• No results found

Samenvatting grondslagen voor financiële verslaggeving en consolidatie

In document De klant als leidraad (pagina 43-54)

De Geconsolideerde Jaarrekening 2017 van Ageas is opgesteld in overeenstemming met de International Financial Reporting Standards (IFRS) geldend per 1 januari 2017, zoals gepubliceerd door de International Accounting Standards Board (IASB) en zoals aanvaard binnen de Europese Unie (EU) per die datum.

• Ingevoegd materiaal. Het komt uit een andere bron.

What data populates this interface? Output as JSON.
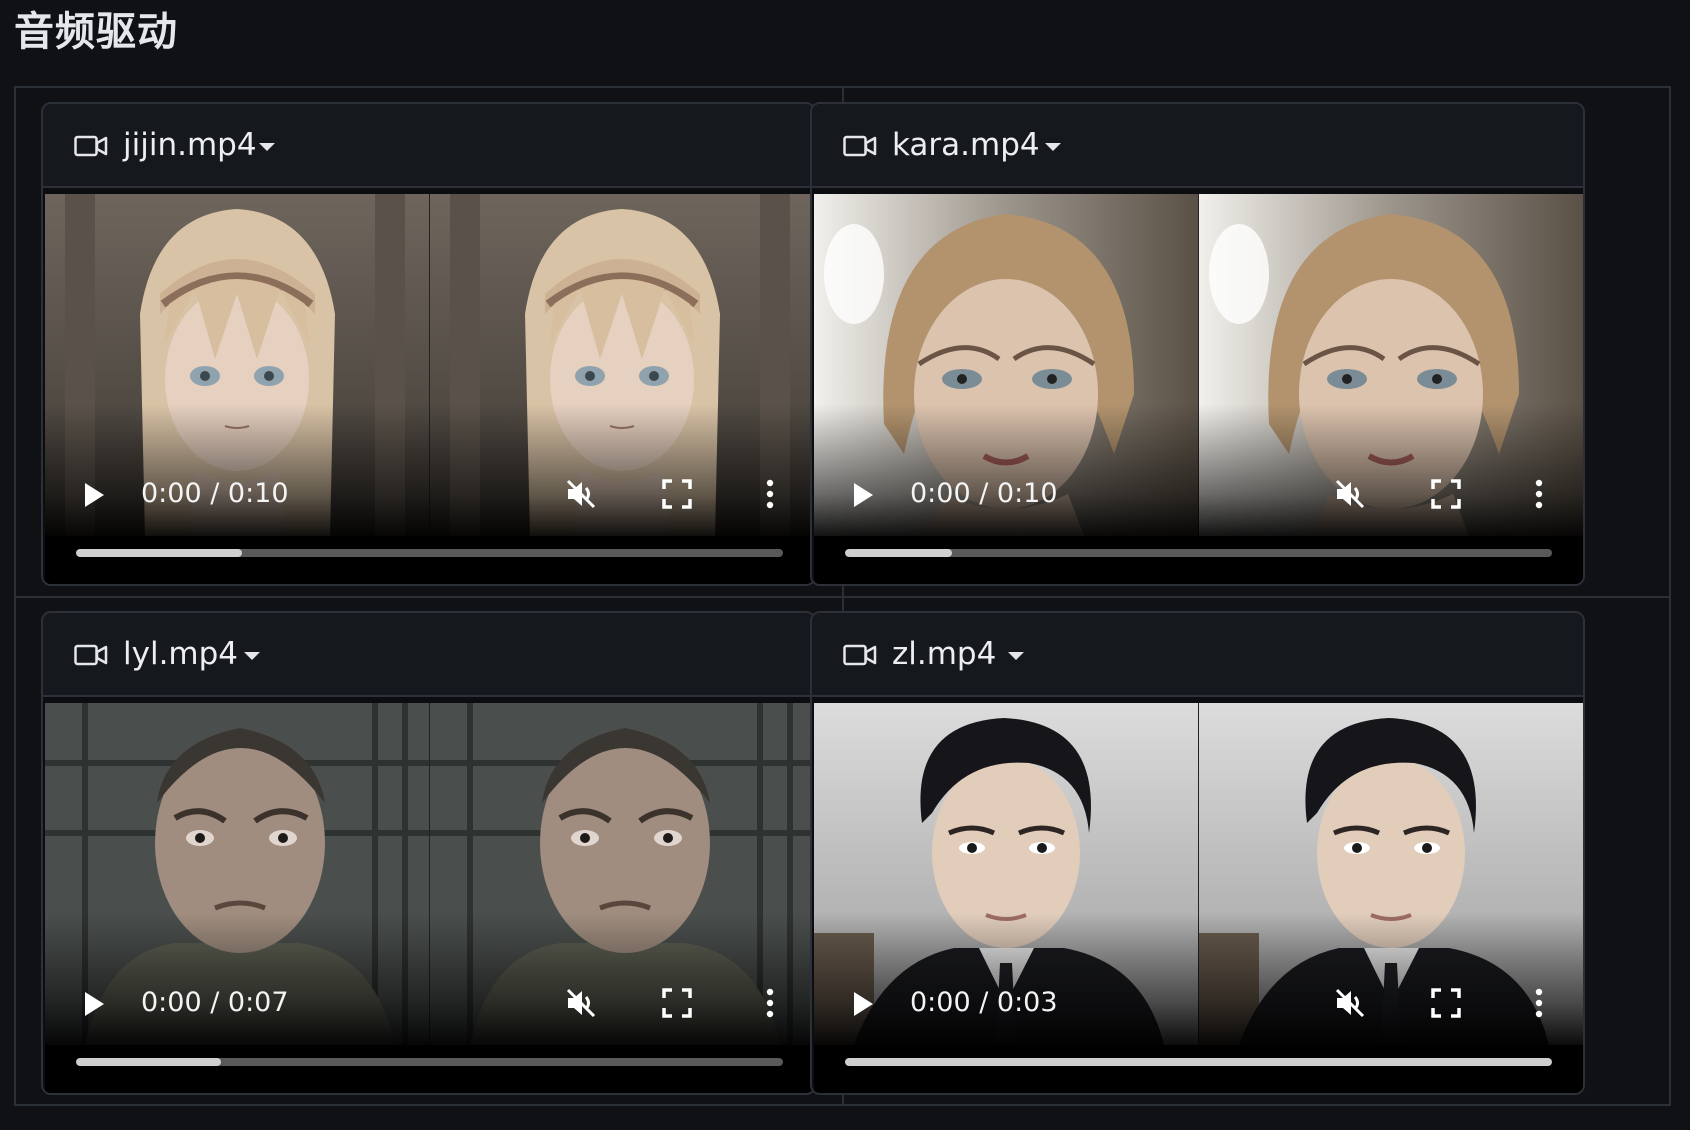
{
  "section": {
    "title": "音频驱动"
  },
  "cards": [
    {
      "filename": "jijin.mp4",
      "time": "0:00 / 0:10",
      "progress": 0.235,
      "theme": "anime",
      "icons": {
        "camera": "video-camera-icon",
        "dropdown": "caret-down-icon",
        "play": "play-icon",
        "mute": "volume-muted-icon",
        "fullscreen": "fullscreen-icon",
        "more": "more-vertical-icon"
      }
    },
    {
      "filename": "kara.mp4",
      "time": "0:00 / 0:10",
      "progress": 0.152,
      "theme": "woman",
      "icons": {
        "camera": "video-camera-icon",
        "dropdown": "caret-down-icon",
        "play": "play-icon",
        "mute": "volume-muted-icon",
        "fullscreen": "fullscreen-icon",
        "more": "more-vertical-icon"
      }
    },
    {
      "filename": "lyl.mp4",
      "time": "0:00 / 0:07",
      "progress": 0.205,
      "theme": "older-man",
      "icons": {
        "camera": "video-camera-icon",
        "dropdown": "caret-down-icon",
        "play": "play-icon",
        "mute": "volume-muted-icon",
        "fullscreen": "fullscreen-icon",
        "more": "more-vertical-icon"
      }
    },
    {
      "filename": "zl.mp4",
      "time": "0:00 / 0:03",
      "progress": 1.0,
      "theme": "suited-man",
      "icons": {
        "camera": "video-camera-icon",
        "dropdown": "caret-down-icon",
        "play": "play-icon",
        "mute": "volume-muted-icon",
        "fullscreen": "fullscreen-icon",
        "more": "more-vertical-icon"
      }
    }
  ],
  "colors": {
    "page_bg": "#0f1115",
    "card_header_bg": "#15181d",
    "border": "#2c3038",
    "text": "#eceef1",
    "progress_track": "rgba(255,255,255,0.35)",
    "progress_fill": "#cfcfcf"
  }
}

2.1 Grondslagen voor financiële verslaggeving

De grondslagen zijn ongewijzigd ten opzichte van het boekjaar eindigend op 31 december 2016. Wijzigingen in IFRS-richtlijnen die op 1 januari 2017 in werking zijn getreden en die van belang zijn voor Ageas (en zijn goedgekeurd door de EU) staan vermeld in paragraaf 2.2. De grondslagen zoals hier beschreven, zijn een samenvatting van de volledige grondslagen voor de verslaggeving die op https://www.ageas.com/nl/about/toezicht-audit-en-boekhoudregels zijn te vinden.

De Geconsolideerde Jaarrekening Ageas is opgemaakt op basis van het going concern-beginsel. De Geconsolideerde Jaarrekening Ageas luidt in euro’s, de functionele valuta van de moedermaatschappij van Ageas.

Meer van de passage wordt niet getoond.